Some of the solutions to physician burnout may be relatively simple and inexpensive — administration taking the time to understand physicians’ work experience and the barriers they encounter daily. Others are complex and resource-intensive, such as revamping the reimbursement system to measure and reward high quality compassionate care rather than the volume of procedures, tests, and physician visits.

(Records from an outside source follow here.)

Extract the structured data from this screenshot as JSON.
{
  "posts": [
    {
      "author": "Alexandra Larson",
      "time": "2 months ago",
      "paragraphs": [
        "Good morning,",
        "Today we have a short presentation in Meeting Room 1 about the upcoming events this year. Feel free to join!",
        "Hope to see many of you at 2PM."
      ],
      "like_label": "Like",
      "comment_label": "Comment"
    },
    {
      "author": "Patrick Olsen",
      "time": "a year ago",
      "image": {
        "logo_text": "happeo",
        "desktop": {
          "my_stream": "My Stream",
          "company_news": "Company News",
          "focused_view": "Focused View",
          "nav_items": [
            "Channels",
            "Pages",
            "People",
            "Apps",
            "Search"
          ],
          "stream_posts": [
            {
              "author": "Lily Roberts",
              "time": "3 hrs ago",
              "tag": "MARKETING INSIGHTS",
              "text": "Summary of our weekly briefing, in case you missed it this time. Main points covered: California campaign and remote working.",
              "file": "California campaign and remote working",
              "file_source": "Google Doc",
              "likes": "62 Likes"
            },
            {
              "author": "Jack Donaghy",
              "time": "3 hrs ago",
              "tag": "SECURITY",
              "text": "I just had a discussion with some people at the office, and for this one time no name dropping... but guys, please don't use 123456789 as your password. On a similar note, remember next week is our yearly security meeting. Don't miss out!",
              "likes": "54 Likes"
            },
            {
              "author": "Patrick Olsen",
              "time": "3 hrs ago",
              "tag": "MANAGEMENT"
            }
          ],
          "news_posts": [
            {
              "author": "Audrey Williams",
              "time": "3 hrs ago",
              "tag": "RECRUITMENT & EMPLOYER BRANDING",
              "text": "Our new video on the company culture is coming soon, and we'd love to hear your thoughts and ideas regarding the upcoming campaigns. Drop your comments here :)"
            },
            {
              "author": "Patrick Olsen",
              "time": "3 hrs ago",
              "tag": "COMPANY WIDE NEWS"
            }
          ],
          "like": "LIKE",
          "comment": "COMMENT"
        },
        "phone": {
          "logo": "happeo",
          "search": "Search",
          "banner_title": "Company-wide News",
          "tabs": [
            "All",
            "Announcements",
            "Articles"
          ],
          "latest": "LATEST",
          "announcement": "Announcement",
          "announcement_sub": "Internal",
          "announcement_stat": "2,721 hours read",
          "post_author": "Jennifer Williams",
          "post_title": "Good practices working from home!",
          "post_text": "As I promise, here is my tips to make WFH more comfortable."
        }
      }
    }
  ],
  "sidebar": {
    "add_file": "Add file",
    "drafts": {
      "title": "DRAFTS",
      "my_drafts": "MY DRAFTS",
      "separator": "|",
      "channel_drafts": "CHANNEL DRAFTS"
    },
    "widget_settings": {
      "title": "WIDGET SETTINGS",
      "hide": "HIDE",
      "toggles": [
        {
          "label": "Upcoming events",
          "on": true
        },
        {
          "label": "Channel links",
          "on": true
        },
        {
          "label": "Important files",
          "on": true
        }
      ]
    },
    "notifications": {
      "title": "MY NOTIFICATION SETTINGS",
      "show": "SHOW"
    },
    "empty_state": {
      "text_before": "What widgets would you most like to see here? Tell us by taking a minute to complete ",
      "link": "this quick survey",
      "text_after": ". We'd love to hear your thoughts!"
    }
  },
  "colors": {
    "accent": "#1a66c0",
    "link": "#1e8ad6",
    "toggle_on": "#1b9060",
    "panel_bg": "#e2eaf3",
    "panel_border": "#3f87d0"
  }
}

Whether simple or complex, none of the solutions will be easy to execute, especially in the midst of the seismic changes taken place with health reform. But I believe that it’s possible to create a health system that supports physicians in their quest to provide high-quality, safe, compassionate care. I don’t think we can fix the U.S. health care system by expecting superhuman performance from humans under super-sized stress. We will only succeed if we instill safety and compassion for patients and providers in every aspect of care. If I suppress my humanness to survive in an environment that requires such a sacrifice, how will I be able to see yours?
Many groups across the nation are working on ways to infuse more humanity into health care. One example, the Schwartz Center for Compassionate Healthcare, founded by a health care attorney diagnosed with advanced lung cancer at age 40, helps health care organizations set up meetings where care providers can speak openly about the feelings of distress triggered by their daily work. If I’d had a safe place like “Schwartz Center Rounds” to express my emotions — fear, overwhelm, anger, guilt –perhaps I would have developed the resilience I needed to continue practicing medicine.
Given that I recently celebrated my fiftieth birthday and am happily ensconced in a writing career, it is unlikely that I will return to clinical practice. Sometimes this realization saddens me, but I no longer feel that leaving was weak or selfish.
Instead I believe that because I’ve survived in the trenches and now have a bit of perspective, I can help advocate for changes that will allow other physicians to practice medicine in a way that is life-giving to themselves and the patients they are privileged to serve — the way I had hoped to practice when I first donned my white coat.